Through a Glass Darkly

He thinks his intentions are pure. He thinks that the slackers are winning. He thinks that they just don't get it and they never will. He thinks they're holding us all back and that if someone smart enough had the authority to can them all today that it would be the best thing for not only the company, but also for the people who remain. After all, he thinks, we all know who "the incompetent and overpaid slackers are." Who would have a problem letting them go? If they did, they should probably be gone too.

It sounds so seductive, this idea of the CFO. No silly rabbit! Not the Chief Financial Officer. It's the mythical role that every frustrated corporate Sisyphus longs to see or inhabit -- the Chief Firing Officer!

Most of the people who fantasize about this role fall into the gifted but frustrated category (i.e., Sisyphus). What is strange to me is that these intellectually gifted individuals have spent very little, if any, thought on either what sort of world would be required for the CFO to exist or what sorts of consequences are likely to follow if such a role existed in their enterprise.

C'mon along with me fellow traveller, as long as we are on this particular version of fantasy island, let's take a look around and see the sights.
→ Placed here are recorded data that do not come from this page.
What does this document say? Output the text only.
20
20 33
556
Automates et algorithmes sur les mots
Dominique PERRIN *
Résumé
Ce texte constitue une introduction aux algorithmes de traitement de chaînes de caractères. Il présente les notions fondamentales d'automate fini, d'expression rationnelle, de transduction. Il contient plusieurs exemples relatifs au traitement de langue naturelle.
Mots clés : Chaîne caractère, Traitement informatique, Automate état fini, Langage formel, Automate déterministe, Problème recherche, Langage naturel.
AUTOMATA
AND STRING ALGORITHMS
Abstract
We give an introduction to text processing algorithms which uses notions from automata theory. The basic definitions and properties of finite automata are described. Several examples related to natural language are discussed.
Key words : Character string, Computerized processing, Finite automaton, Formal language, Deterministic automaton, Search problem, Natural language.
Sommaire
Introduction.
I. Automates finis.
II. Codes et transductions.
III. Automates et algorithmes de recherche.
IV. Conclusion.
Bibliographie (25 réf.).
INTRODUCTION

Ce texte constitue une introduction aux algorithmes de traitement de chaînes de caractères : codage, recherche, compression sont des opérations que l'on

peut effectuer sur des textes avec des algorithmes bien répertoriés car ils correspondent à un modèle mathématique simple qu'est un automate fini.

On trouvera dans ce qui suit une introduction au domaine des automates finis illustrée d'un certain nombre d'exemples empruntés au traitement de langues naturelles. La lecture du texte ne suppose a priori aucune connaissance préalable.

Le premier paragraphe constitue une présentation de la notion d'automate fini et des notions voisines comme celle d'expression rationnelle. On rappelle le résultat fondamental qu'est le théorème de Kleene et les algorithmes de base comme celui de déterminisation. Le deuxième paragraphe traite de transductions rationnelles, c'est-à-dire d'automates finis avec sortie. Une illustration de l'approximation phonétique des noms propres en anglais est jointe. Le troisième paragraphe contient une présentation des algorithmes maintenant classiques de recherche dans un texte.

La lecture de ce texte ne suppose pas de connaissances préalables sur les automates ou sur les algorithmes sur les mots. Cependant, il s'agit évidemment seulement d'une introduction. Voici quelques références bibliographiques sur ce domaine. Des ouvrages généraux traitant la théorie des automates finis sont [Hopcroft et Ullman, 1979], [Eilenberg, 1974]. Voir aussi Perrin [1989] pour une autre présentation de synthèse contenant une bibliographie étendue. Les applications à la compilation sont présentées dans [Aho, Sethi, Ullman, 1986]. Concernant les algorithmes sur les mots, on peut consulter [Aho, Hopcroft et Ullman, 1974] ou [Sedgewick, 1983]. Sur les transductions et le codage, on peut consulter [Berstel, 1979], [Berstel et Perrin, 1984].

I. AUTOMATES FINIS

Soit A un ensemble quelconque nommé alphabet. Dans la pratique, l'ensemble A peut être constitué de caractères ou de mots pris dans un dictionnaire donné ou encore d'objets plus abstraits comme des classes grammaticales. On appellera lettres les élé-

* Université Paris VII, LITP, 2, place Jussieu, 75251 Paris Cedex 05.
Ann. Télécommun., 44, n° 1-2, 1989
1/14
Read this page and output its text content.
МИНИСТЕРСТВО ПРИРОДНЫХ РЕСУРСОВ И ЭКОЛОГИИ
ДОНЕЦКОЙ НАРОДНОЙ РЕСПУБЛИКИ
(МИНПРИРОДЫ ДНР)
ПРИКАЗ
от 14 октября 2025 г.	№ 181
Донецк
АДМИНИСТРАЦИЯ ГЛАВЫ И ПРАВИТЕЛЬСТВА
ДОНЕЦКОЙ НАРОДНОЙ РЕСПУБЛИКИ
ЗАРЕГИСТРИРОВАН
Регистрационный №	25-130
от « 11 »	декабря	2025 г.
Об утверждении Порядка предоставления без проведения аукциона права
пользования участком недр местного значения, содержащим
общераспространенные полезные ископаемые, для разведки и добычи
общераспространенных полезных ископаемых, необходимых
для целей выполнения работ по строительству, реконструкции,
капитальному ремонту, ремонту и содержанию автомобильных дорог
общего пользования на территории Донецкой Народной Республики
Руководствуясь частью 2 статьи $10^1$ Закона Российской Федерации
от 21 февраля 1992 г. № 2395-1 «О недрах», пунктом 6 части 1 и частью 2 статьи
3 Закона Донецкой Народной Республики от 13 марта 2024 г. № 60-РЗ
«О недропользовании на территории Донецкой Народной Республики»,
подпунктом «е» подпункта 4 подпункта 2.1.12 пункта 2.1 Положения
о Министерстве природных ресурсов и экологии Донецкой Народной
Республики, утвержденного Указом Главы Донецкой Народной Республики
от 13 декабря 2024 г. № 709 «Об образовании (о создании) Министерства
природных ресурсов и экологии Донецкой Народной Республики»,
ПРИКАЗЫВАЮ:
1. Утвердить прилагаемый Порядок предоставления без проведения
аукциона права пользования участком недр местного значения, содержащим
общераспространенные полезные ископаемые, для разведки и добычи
Be Careful What You Wish For 

First, what world would we have to live in for the role of the CFO to exist? In order for the CFO to have the power to fire people at will one or more of the following items must be true for your enterprise:

  • Due process in personnel reductions must die as a concept -- Yep, that’s right! In order for the CFO to be effective in “living the dream" as it is envisioned, the decisions of the CFO must be final and not subject to either due process or investigation. Fire after approval from a governing body does not equal fire at will.
  • All consensus based decisions must be viewed with scorn -- If an enterprise is going to make rapid decisions without checks and balances when actual individuals will pay the price, the enterprise cannot suffer consensus processes and mindsets for decisions where human beings are not impacted. One person's subjective view (the CFO’s) of another person's (not the CFO’s) value must be the viewed as beyond question and it's tough to defend that firing decisions should have less process and debate than non firing decisions.